He said, “I don’t want to be here when whoever she’s looking around for gets back.”
Enid made sure to keep her staff close and wondered if she’d actually be able to use it if she needed to. Tomas could—investigators and enforcers were trained for it.
She was feeling small right now, in a world she didn’t understand.
The baby started crying in a thin, choked way that made it sound ill. Enid watched the ragged mother try to balance the baby in one arm while stirring the soup in the kettle. She kept leaning in, going off balance, and having to rearrange the baby again. The two children were running in and out from the ruins, screaming at each other—playing. The woman shouted at them to come help her. The older one, the girl, paused and looked out for a moment, caught sight of Enid and Dak again, and fled.
Three children for one mother. It seemed luxurious. And also awful.
“Quiet, you! Just for a second, please stop!” she hissed at the baby, jostling it in her arm.
“Here,” Enid said, because she couldn’t stand it anymore. “Let me hold him while you finish the soup.”
The woman glared, suspicious, but didn’t argue when Enid shifted the baby out of her arms and into her own. She laid the child against her shoulder and whispered soothingly, humming a tuneless song into its ear. The baby quieted. Enid studied it; even it had sunken cheeks and seemed small. Not that she had much experience with babies.
They were all starving, or close to it. The sky was overcast, the clouds turning darker. Storm season had arrived, and what would happen when the first typhoon came in? Would they find a cave of old metal and concrete to hide in?
They must have had a way to survive. They must have had a system, however strange and poor it looked to Enid. But she couldn’t imagine it, not when she knew they could all be safe, not even a couple weeks’ walk away.
The woman did what she needed with the stew and took the baby back from Enid.
Enid said in a rush, “You should come with us. You should all come to the Coast Road, ’bout a week or so of foot time northeast. There’s plenty of food; they’ll take you in—”
“No. No.” The woman shook her head. “I’d never go there. They’ll take my kids away if I go there. That’s what they do: they take your kids away,” she said, and spat. Held her baby close, cooing over its soft, bare head.
If Enid mentioned the Coast Road to Star and Rook and their people, would they say the same thing? They take children. It’s horrible. These people would never ask for help, even if help meant that crying baby would live. She stared at the woman, her endlessly mended scraps of clothing, her spitting fire and awful dinner, her children running around with limbs like rails. They were all starving, not enough to die of it, but enough that their every waking thought turned to food.
Enid pulled packages from her satchel. All she had—bread, cheese, sausage, apples—and dumped it on the ground in front of the woman.
“It’s food,” she said. “Have it. Have it all.”
The two older children had come out of hiding and crept toward the fire, as if they could smell what she’d offered. For a moment, she wasn’t sure the woman would take the gift. She stared at the paper-wrapped packages and loose apples like they might attack her. Like there might be some trick. But then she reached out. She would take it all.
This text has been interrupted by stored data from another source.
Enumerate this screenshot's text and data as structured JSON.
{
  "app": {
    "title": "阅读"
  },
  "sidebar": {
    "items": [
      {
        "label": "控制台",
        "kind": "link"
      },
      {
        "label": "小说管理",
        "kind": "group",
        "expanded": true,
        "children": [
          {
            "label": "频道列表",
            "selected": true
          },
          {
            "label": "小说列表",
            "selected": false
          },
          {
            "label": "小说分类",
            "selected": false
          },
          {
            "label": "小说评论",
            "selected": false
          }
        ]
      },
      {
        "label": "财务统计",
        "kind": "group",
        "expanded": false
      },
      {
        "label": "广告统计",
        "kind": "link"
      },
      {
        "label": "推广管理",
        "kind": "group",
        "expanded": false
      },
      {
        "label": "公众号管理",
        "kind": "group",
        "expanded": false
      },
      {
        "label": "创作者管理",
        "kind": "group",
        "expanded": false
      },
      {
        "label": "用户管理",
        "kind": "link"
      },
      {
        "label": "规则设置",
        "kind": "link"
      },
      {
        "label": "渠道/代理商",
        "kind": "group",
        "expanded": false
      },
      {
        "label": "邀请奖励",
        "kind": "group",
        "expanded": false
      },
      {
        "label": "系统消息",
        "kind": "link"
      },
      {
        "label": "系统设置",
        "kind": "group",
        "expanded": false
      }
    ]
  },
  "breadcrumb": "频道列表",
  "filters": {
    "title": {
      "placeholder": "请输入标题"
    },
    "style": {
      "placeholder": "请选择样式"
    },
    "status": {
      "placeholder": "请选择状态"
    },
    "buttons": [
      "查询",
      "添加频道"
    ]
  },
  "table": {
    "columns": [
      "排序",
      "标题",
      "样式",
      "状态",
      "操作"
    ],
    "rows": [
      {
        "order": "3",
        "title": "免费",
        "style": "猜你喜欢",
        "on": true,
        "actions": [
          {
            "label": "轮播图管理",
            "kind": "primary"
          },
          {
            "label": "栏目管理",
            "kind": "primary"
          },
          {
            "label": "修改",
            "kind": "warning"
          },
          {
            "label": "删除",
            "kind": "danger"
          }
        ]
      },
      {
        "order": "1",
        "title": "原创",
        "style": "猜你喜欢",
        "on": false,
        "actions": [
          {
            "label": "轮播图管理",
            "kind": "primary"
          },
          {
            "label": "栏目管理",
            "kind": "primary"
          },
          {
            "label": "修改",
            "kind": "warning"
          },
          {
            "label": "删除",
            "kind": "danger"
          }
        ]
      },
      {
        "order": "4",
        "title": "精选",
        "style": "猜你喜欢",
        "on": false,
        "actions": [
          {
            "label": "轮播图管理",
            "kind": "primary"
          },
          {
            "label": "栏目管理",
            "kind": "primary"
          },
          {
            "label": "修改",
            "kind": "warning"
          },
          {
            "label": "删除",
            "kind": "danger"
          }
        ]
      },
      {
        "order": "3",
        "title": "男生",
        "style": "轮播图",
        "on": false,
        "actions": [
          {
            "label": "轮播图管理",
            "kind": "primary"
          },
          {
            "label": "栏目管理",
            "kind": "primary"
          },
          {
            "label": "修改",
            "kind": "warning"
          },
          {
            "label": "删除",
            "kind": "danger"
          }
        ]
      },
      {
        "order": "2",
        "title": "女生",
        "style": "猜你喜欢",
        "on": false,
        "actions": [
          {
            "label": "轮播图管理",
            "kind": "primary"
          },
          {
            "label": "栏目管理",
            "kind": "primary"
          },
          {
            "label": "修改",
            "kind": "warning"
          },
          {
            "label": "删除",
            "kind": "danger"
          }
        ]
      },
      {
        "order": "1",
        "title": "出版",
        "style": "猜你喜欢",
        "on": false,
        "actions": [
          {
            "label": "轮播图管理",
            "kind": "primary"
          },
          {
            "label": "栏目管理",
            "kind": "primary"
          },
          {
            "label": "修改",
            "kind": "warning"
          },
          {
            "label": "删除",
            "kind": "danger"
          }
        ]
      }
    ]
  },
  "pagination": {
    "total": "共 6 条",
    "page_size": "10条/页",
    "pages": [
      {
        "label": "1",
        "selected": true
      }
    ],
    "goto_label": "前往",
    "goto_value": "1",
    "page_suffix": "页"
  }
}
Enid didn’t wait to see. She turned and marched away, tears stinging her eyes, frustrated and enraged and helpless.
Dak scampered after her. “Enid. You gave her all our food.”
“We can get more.”
“You said it yourself: Coast Road’s a week away.”
“We won’t starve,” she said, and choked back a laugh. They might get hungry, but they wouldn’t starve, not like that woman and her children.
In fact, it might be good for them to go a little bit hungry. Like it was some kind of penance. Like she had to pay a price for simply existing. Make some kind of trade. She never had before—she’d taken it all for granted.
She wanted to get out of here, get back to the Coast Road, back to the familiar. It might be a rough trip—but she was glad for it. That would earn her next meal.
“Enid!”
She didn’t slow down, even as she knew her anger was irrational. She did glance over her shoulder to check that Dak was following, and he was, scrambling over vines and branches and debris that had settled on the ghost road. He kept a hand on his guitar, steadying it.
Eventually, she had to stop for a drink of water from her canteen. Dak caught up, and they rested. He stared at her, studying her. Probably wondering if she’d gone crazy, and that annoyed her.
“I told you coming out this way was a bad idea.”
“No, you said it was dangerous. It wasn’t—no one even threatened us.” She didn’t think coming to the ruins was a bad idea. She wanted to see what the place was like, and now she knew. And the people there weren’t dangerous. They were wary, and they had every right to be.
“That’s not the point. If something had happened to us, no one would ever have known.”